Sample Size Determination
Determining the required sample size is a crucial aspect of statistical analysis. When you want to estimate a population mean with a certain level of confidence and a specific margin of error, you need to calculate the minimum number of observations required. This helps ensure your estimates are reliable and accurate. Let's break it down:
- Desired Margin of Error (E): This is the maximum allowable difference between the sample mean and the true population mean. It acts as a cushion for your estimate.
- Confidence Level: This reflects how sure you want to be about your results. Higher confidence levels require larger sample sizes.
- Standard Deviation (s): A measure of the data's spread. More variability means you need more data to capture the true mean accurately.
- Finally, use the formula for calculating sample size: \[n = \left( \frac{z \cdot s}{E} \right)^2\]To find the required sample size, adjust the desired confidence level and margin of error to meet your specific requirements. For part b in the exercise, the calculation shows a sample size of 107 to find the mean within $250 at 99% confidence.
t-Distribution
In scenarios where the sample size is small (typically less than 30), or the population standard deviation is unknown, the t-distribution is used instead of the z-distribution. It accounts for the increased variability expected with smaller samples. Here are key points about the t-distribution:
- Degrees of Freedom: This is calculated as the sample size minus one (i.e., \(n-1\)). This adjusts the distribution's shape, making it more spread out with smaller samples.
- Critical t-Value: Obtained from the t-table, it shows how extreme the sample result must be to be considered unusual. It's used in calculating the margin of error.
- The t-distribution is more conservative, leading to wider confidence intervals compared to the z-distribution, reflecting the greater uncertainty with small samples.
- In the given exercise, with a sample size of 20, the degrees of freedom are 19, and a t-value of approximately 1.729 is used for the 90% confidence interval.
Margin of Error
The margin of error represents the range within which the true population parameter is expected to lie. This range provides a buffer around the sample estimate, acknowledging possible sampling variability. Key components include:
- Calculation: The margin of error is calculated as the critical value (t or z) times the standard deviation divided by the square root of the sample size: \[E = \text{value} \times \frac{s}{\sqrt{n}}\]

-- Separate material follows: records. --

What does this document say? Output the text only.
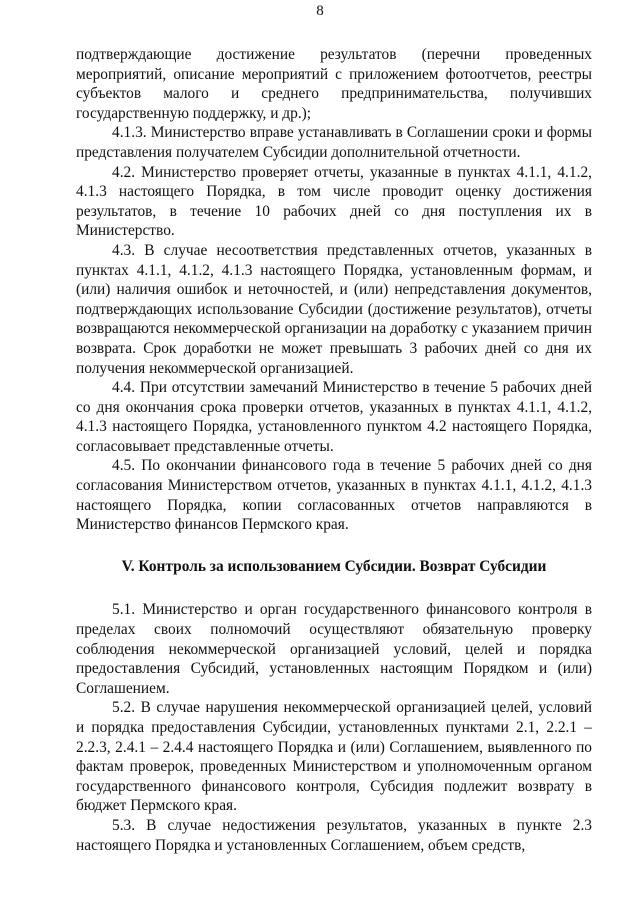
8

подтверждающие достижение результатов (перечни проведенных мероприятий, описание мероприятий с приложением фотоотчетов, реестры субъектов малого и среднего предпринимательства, получивших государственную поддержку, и др.);

4.1.3. Министерство вправе устанавливать в Соглашении сроки и формы представления получателем Субсидии дополнительной отчетности.

4.2. Министерство проверяет отчеты, указанные в пунктах 4.1.1, 4.1.2, 4.1.3 настоящего Порядка, в том числе проводит оценку достижения результатов, в течение 10 рабочих дней со дня поступления их в Министерство.

4.3. В случае несоответствия представленных отчетов, указанных в пунктах 4.1.1, 4.1.2, 4.1.3 настоящего Порядка, установленным формам, и (или) наличия ошибок и неточностей, и (или) непредставления документов, подтверждающих использование Субсидии (достижение результатов), отчеты возвращаются некоммерческой организации на доработку с указанием причин возврата. Срок доработки не может превышать 3 рабочих дней со дня их получения некоммерческой организацией.

4.4. При отсутствии замечаний Министерство в течение 5 рабочих дней со дня окончания срока проверки отчетов, указанных в пунктах 4.1.1, 4.1.2, 4.1.3 настоящего Порядка, установленного пунктом 4.2 настоящего Порядка, согласовывает представленные отчеты.

4.5. По окончании финансового года в течение 5 рабочих дней со дня согласования Министерством отчетов, указанных в пунктах 4.1.1, 4.1.2, 4.1.3 настоящего Порядка, копии согласованных отчетов направляются в Министерство финансов Пермского края.

V. Контроль за использованием Субсидии. Возврат Субсидии

5.1. Министерство и орган государственного финансового контроля в пределах своих полномочий осуществляют обязательную проверку соблюдения некоммерческой организацией условий, целей и порядка предоставления Субсидий, установленных настоящим Порядком и (или) Соглашением.

5.2. В случае нарушения некоммерческой организацией целей, условий и порядка предоставления Субсидии, установленных пунктами 2.1, 2.2.1 – 2.2.3, 2.4.1 – 2.4.4 настоящего Порядка и (или) Соглашением, выявленного по фактам проверок, проведенных Министерством и уполномоченным органом государственного финансового контроля, Субсидия подлежит возврату в бюджет Пермского края.

5.3. В случае недостижения результатов, указанных в пункте 2.3 настоящего Порядка и установленных Соглашением, объем средств,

- Influence Factors: It is affected by the confidence level (higher levels increase margin of error), sample size (larger samples reduce margin), and data variability (greater variability increases margin).
- In the exercise, for a 90% confidence interval, the margin of error is found to be approximately 386.78, reflecting possible differences from the actual population mean.
Z-Distribution
The z-distribution is typically used when you have a large sample size or know the population standard deviation. It assumes a normal distribution of the sample data, allowing for more precise confidence interval estimation under these conditions. Understanding the z-distribution involves:
- Use with Larger Samples: When sample sizes are large (\(n \geq 30\)), the Central Limit Theorem suggests that the sampling distribution of the sample mean is approximately normal.
- Critical z-Value: Like the t-value, the z-value represents the number of standard deviations a point is from the mean. For confidence intervals, typical critical values include 1.96 for 95%, 2.576 for 99%, etc.
- In part b of the exercise, the z-distribution is used to find the sample size for estimating the mean within $250 at 99% confidence, with a critical value of approximately 2.576.